Artikel 17 (Aanwijzing opsporingsambtenaren economische delicten)
1. Met de opsporing van economische delicten zijn belast:
1°. de bij of krachtens artikel 141 van het Wetboek van Strafvordering aangewezen ambtenaren; 2°. de door Onze Minister van Veiligheid en Justitie, in overeenstemming met Onze andere Ministers, wie het aangaat, aangewezen ambtenaren; 3°. de ambtenaren van de rijksbelastingdienst, bevoegd inzake douane.
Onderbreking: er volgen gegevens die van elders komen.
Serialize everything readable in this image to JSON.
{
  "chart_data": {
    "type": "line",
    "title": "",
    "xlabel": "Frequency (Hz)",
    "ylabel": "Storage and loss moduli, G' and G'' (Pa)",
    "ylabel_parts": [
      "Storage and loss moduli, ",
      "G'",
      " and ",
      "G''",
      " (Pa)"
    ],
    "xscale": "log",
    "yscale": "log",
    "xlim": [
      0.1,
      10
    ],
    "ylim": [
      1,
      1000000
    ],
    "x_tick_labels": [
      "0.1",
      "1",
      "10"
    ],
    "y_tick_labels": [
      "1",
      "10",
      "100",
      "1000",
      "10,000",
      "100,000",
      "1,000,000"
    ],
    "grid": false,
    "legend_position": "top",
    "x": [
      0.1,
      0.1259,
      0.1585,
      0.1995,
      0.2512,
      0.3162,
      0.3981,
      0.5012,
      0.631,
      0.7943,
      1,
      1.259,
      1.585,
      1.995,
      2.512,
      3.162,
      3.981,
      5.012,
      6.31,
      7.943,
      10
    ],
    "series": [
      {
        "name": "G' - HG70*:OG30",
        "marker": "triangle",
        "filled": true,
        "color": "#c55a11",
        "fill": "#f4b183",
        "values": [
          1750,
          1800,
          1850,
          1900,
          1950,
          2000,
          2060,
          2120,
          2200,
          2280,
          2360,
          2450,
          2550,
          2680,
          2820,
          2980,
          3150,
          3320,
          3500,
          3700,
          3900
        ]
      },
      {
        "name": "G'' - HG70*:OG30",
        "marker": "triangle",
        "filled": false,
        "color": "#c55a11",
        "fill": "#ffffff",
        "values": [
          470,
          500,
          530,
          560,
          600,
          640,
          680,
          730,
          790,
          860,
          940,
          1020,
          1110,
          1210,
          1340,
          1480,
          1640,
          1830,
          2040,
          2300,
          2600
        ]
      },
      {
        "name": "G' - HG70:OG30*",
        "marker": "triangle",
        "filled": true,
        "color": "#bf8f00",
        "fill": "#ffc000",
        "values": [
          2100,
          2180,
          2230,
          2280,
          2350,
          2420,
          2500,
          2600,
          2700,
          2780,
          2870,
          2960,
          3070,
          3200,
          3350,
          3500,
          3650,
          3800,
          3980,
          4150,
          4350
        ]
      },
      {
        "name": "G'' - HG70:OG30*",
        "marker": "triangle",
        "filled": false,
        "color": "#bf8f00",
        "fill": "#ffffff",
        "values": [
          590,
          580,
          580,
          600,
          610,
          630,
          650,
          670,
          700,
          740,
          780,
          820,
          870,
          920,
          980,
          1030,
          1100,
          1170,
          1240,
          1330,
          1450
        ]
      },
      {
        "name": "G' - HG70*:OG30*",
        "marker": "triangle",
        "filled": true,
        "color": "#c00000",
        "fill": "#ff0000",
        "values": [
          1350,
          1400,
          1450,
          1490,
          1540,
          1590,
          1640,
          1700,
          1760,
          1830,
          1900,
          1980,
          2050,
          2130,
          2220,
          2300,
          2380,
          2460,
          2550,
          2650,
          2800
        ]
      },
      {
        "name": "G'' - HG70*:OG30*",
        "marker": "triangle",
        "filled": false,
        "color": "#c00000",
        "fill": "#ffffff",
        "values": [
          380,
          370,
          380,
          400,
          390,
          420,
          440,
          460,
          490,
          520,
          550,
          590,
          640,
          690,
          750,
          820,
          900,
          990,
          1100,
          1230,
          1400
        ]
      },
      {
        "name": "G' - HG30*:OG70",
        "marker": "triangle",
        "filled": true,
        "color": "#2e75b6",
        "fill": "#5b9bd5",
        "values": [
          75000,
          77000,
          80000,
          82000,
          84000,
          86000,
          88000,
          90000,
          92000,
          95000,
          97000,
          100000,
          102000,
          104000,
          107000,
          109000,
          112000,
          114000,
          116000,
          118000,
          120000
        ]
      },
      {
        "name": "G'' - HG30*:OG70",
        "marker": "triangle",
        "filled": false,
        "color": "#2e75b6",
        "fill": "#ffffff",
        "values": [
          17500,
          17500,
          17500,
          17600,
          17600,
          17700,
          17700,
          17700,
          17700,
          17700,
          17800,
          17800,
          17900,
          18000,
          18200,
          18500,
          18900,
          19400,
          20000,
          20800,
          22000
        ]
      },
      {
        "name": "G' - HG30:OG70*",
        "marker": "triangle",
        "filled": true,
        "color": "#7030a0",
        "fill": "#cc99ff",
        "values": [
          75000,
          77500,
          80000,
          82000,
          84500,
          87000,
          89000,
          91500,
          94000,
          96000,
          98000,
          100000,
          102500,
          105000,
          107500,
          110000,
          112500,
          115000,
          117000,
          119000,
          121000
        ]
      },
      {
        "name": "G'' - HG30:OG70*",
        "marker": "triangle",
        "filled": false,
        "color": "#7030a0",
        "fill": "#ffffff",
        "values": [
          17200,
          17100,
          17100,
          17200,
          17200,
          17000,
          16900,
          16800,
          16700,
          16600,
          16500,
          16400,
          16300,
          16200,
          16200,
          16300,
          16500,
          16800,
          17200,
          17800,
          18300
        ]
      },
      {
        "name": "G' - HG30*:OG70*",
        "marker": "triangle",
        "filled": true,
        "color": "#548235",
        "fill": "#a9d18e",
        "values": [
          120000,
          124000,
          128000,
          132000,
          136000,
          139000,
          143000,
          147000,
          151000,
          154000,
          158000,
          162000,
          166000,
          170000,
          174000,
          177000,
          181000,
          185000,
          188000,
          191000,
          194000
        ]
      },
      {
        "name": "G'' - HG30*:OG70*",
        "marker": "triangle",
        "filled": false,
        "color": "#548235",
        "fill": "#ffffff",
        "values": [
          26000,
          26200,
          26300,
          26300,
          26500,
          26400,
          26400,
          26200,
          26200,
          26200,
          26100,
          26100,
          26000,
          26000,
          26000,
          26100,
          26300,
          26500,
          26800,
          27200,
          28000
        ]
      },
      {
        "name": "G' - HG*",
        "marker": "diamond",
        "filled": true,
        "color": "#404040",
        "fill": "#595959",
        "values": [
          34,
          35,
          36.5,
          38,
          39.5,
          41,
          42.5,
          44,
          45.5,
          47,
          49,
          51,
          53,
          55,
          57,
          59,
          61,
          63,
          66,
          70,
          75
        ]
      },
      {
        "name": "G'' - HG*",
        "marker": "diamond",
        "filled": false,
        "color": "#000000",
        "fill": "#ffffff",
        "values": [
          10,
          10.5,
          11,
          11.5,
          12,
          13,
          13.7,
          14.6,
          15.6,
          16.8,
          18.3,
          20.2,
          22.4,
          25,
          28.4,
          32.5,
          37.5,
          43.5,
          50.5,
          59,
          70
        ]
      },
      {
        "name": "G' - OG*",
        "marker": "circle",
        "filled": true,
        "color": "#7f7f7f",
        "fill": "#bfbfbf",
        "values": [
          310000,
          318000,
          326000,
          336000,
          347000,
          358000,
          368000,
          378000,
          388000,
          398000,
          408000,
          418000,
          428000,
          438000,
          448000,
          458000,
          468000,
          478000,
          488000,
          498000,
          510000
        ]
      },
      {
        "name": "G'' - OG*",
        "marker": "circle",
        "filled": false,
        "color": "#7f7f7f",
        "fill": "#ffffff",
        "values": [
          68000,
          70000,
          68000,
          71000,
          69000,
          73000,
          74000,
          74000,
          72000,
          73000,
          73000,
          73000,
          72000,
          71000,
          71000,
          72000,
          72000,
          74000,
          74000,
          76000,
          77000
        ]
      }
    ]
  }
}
2. Alle met de opsporing van economische delicten belaste ambtenaren zijn tevens belast met de opsporing van de economische delicten, genoemd in de artikelen 26, 33 en 34.
3. Artikel 142, tweede en vierde lid, van het Wetboek van Strafvordering is van overeenkomstige toepassing op de in het eerste lid, onder 2° en 3°, bedoelde opsporingsambtenaren.
4. Van een besluit als bedoeld in het eerste lid, onder 2°, wordt mededeling gedaan door plaatsing in de Staatscourant.
Uitleg in duidelijke taal
1. Met de opsporing van economische delicten zijn belast:
Dit lid geeft aan welke personen en instanties de taak hebben om economische delicten op te sporen.
1°. de bij of krachtens artikel 141 van het Wetboek van Strafvordering aangewezen ambtenaren;
Dit betekent dat de ambtenaren die zijn aangewezen op basis van artikel 141 van het Wetboek van Strafvordering, belast zijn met de opsporing van economische delicten.
2°. de door Onze Minister van Veiligheid en Justitie, in overeenstemming met Onze andere Ministers, wie het aangaat, aangewezen ambtenaren;
Dit houdt in dat ook de ambtenaren die door de Minister van Veiligheid en Justitie zijn aangewezen, na overleg met andere betrokken Ministers, belast zijn met de opsporing van economische delicten.
3°. de ambtenaren van de rijksbelastingdienst, bevoegd inzake douane.
Dit specificeert dat ambtenaren van de rijksbelastingdienst die bevoegd zijn op het gebied van douanezaken, eveneens belast zijn met de opsporing van economische delicten.
2. Alle met de opsporing van economische delicten belaste ambtenaren zijn tevens belast met de opsporing van de economische delicten, genoemd in de artikelen 26, 33 en 34.
Dit lid stelt dat alle ambtenaren die de taak hebben economische delicten op te sporen, ook verantwoordelijk zijn voor de opsporing van de specifieke economische delicten die in de artikelen 26, 33 en 34 van deze wet worden genoemd.
3. Artikel 142, tweede en vierde lid, van het Wetboek van Strafvordering is van overeenkomstige toepassing op de in het eerste lid, onder 2° en 3°, bedoelde opsporingsambtenaren.
Dit betekent dat de bepalingen van artikel 142, tweede en vierde lid, van het Wetboek van Strafvordering op een vergelijkbare manier gelden voor de opsporingsambtenaren die genoemd zijn in het eerste lid, onderdelen 2° (door de Minister aangewezen ambtenaren) en 3° (douaneambtenaren van de rijksbelastingdienst) van dit artikel.
4. Van een besluit als bedoeld in het eerste lid, onder 2°, wordt mededeling gedaan door plaatsing in de Staatscourant.
Dit lid schrijft voor dat een besluit waarmee ambtenaren worden aangewezen zoals bedoeld in het eerste lid, onderdeel 2° (door de Minister), officieel bekendgemaakt moet worden door publicatie in de Staatscourant.